Page MenuHomePhabricator

Heavy 19-hour quries on labsdb1005 (tools-db) by s51203 at s51203__baglama2_p
Closed, ResolvedPublic

Description

There has been a relatively recent spike on CPU and IO consumption on labsdb1005: https://grafana.wikimedia.org/dashboard/db/mysql?panelId=22&fullscreen&orgId=1&var-dc=eqiad%20prometheus%2Fops&var-server=labsdb1005&from=1497348118878&to=1497952918879

The main reason for it seems to be very long queries taking over a lot of resources.

I think these are not intended because some indexes may most likely reduce both the resource consumption and the speed of such queries 1000x.

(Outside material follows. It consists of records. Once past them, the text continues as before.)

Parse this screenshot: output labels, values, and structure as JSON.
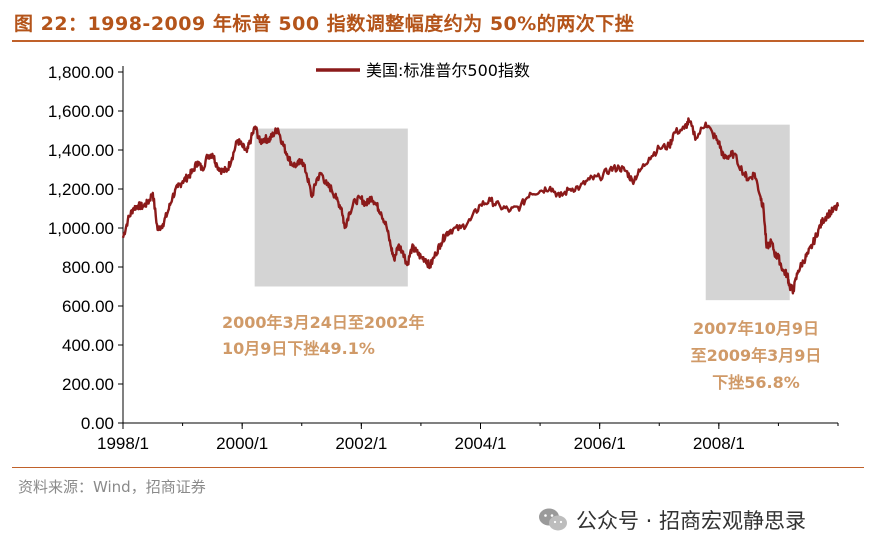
{
  "title": "图 22：1998-2009 年标普 500 指数调整幅度约为 50%的两次下挫",
  "source": "资料来源：Wind，招商证券",
  "watermark": "公众号 · 招商宏观静思录",
  "chart_data": {
    "type": "line",
    "ylim": [
      0,
      1800
    ],
    "yticks": [
      "1,800.00",
      "1,600.00",
      "1,400.00",
      "1,200.00",
      "1,000.00",
      "800.00",
      "600.00",
      "400.00",
      "200.00",
      "0.00"
    ],
    "xticks": [
      "1998/1",
      "2000/1",
      "2002/1",
      "2004/1",
      "2006/1",
      "2008/1"
    ],
    "xlim": [
      1998.0,
      2010.0
    ],
    "legend": "美国:标准普尔500指数",
    "legend_position": "top-center",
    "series": [
      {
        "name": "美国:标准普尔500指数",
        "color": "#8b1a1a",
        "x": [
          1998.0,
          1998.08,
          1998.17,
          1998.25,
          1998.33,
          1998.42,
          1998.5,
          1998.58,
          1998.67,
          1998.75,
          1998.83,
          1998.92,
          1999.0,
          1999.08,
          1999.17,
          1999.25,
          1999.33,
          1999.42,
          1999.5,
          1999.58,
          1999.67,
          1999.75,
          1999.83,
          1999.92,
          2000.0,
          2000.08,
          2000.15,
          2000.22,
          2000.3,
          2000.38,
          2000.45,
          2000.52,
          2000.6,
          2000.67,
          2000.75,
          2000.83,
          2000.92,
          2001.0,
          2001.08,
          2001.17,
          2001.25,
          2001.33,
          2001.42,
          2001.5,
          2001.58,
          2001.67,
          2001.72,
          2001.8,
          2001.9,
          2002.0,
          2002.08,
          2002.17,
          2002.25,
          2002.33,
          2002.42,
          2002.5,
          2002.55,
          2002.62,
          2002.7,
          2002.77,
          2002.85,
          2002.92,
          2003.0,
          2003.08,
          2003.15,
          2003.25,
          2003.33,
          2003.42,
          2003.5,
          2003.67,
          2003.83,
          2004.0,
          2004.17,
          2004.33,
          2004.5,
          2004.67,
          2004.83,
          2005.0,
          2005.17,
          2005.33,
          2005.5,
          2005.67,
          2005.83,
          2006.0,
          2006.17,
          2006.33,
          2006.45,
          2006.55,
          2006.67,
          2006.83,
          2007.0,
          2007.17,
          2007.25,
          2007.42,
          2007.5,
          2007.62,
          2007.78,
          2007.9,
          2008.0,
          2008.08,
          2008.17,
          2008.25,
          2008.42,
          2008.5,
          2008.6,
          2008.7,
          2008.75,
          2008.8,
          2008.88,
          2008.95,
          2009.0,
          2009.08,
          2009.15,
          2009.19,
          2009.25,
          2009.33,
          2009.42,
          2009.5,
          2009.58,
          2009.67,
          2009.75,
          2009.83,
          2009.92,
          2010.0
        ],
        "values": [
          950,
          1040,
          1100,
          1115,
          1110,
          1130,
          1180,
          990,
          1020,
          1080,
          1160,
          1210,
          1240,
          1260,
          1290,
          1340,
          1300,
          1370,
          1380,
          1320,
          1290,
          1300,
          1360,
          1450,
          1420,
          1390,
          1460,
          1520,
          1440,
          1460,
          1450,
          1480,
          1510,
          1440,
          1380,
          1330,
          1320,
          1350,
          1280,
          1160,
          1250,
          1280,
          1220,
          1200,
          1150,
          1100,
          1000,
          1080,
          1140,
          1150,
          1120,
          1160,
          1120,
          1080,
          1010,
          900,
          840,
          910,
          880,
          810,
          900,
          880,
          850,
          840,
          800,
          870,
          920,
          970,
          990,
          1000,
          1040,
          1120,
          1140,
          1110,
          1090,
          1110,
          1180,
          1190,
          1210,
          1160,
          1200,
          1210,
          1250,
          1260,
          1300,
          1310,
          1290,
          1240,
          1290,
          1360,
          1410,
          1420,
          1490,
          1510,
          1550,
          1460,
          1540,
          1480,
          1440,
          1360,
          1370,
          1380,
          1280,
          1250,
          1280,
          1160,
          1100,
          900,
          930,
          860,
          850,
          780,
          760,
          700,
          680,
          780,
          830,
          870,
          920,
          990,
          1040,
          1070,
          1090,
          1110
        ]
      }
    ],
    "annotations": [
      {
        "lines": [
          "2000年3月24日至2002年",
          "10月9日下挫49.1%"
        ],
        "shade": {
          "x": [
            2000.21,
            2002.78
          ],
          "y": [
            700,
            1510
          ]
        }
      },
      {
        "lines": [
          "2007年10月9日",
          "至2009年3月9日",
          "下挫56.8%"
        ],
        "shade": {
          "x": [
            2007.78,
            2009.19
          ],
          "y": [
            630,
            1530
          ]
        }
      }
    ]
  }
}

May I ask you to have a look at those:

labsdb1005	105156673	s51203	1	s51203__baglama2_p	19h
SELECT SUM(views) AS total_views FROM views,sites WHERE views.id IN (SELECT DISTINCT view_id FROM group2view WHERE group_status_id=21534) AND sites.id=site AND done=1 AND grok_code!='' AND namespace_id=0
labsdb1005	105627339	s51203	1	s51203__baglama2_p	12h
SELECT SUM(views) AS total_views FROM views,sites WHERE views.id IN (SELECT DISTINCT view_id FROM group2view WHERE group_status_id=20516) AND sites.id=site AND done=1 AND grok_code!='' AND namespace_id=0
labsdb1005	105415985	s51203	1	s51203__baglama2_p	5h
SELECT DISTINCT views.id AS id,title,namespace_id,grok_code,server,namespace_id,done FROM views,group2view,sites WHERE group_status_id=21552 AND done=0 AND view_id=views.id AND sites.id=site
labsdb1005	104939038	s51203	1	s51203__baglama2_p	4h
SELECT DISTINCT views.id AS id,title,namespace_id,grok_code,server,namespace_id,done FROM views,group2view,sites WHERE group_status_id=21535 AND done=0 AND view_id=views.id AND sites.id=site

There is currently no resource limitation on toolsdb because people have been very responsible in the past, so artificial limitation was not needed. This is affecting other tools users by making their tools slower, but I think a bit of structure or query changes, may make it faster, where all of us win- you queries are faster, other users can use more resources available, and I do not have to police them :-) Alternatively, it could be also as easy as avoiding the query by avoiding it use by a user of yours or introducing some timeout on edge cases.

Thank you,

Event Timeline

I have rewritten the query, should work better now I hope

jcrespo assigned this task to Magnus.

Indeed, the last long running query detected happened at 2017-06-21 08:51:16 UTC and now we have a large shrink in resources used. Thank you very much for the quick response and fix!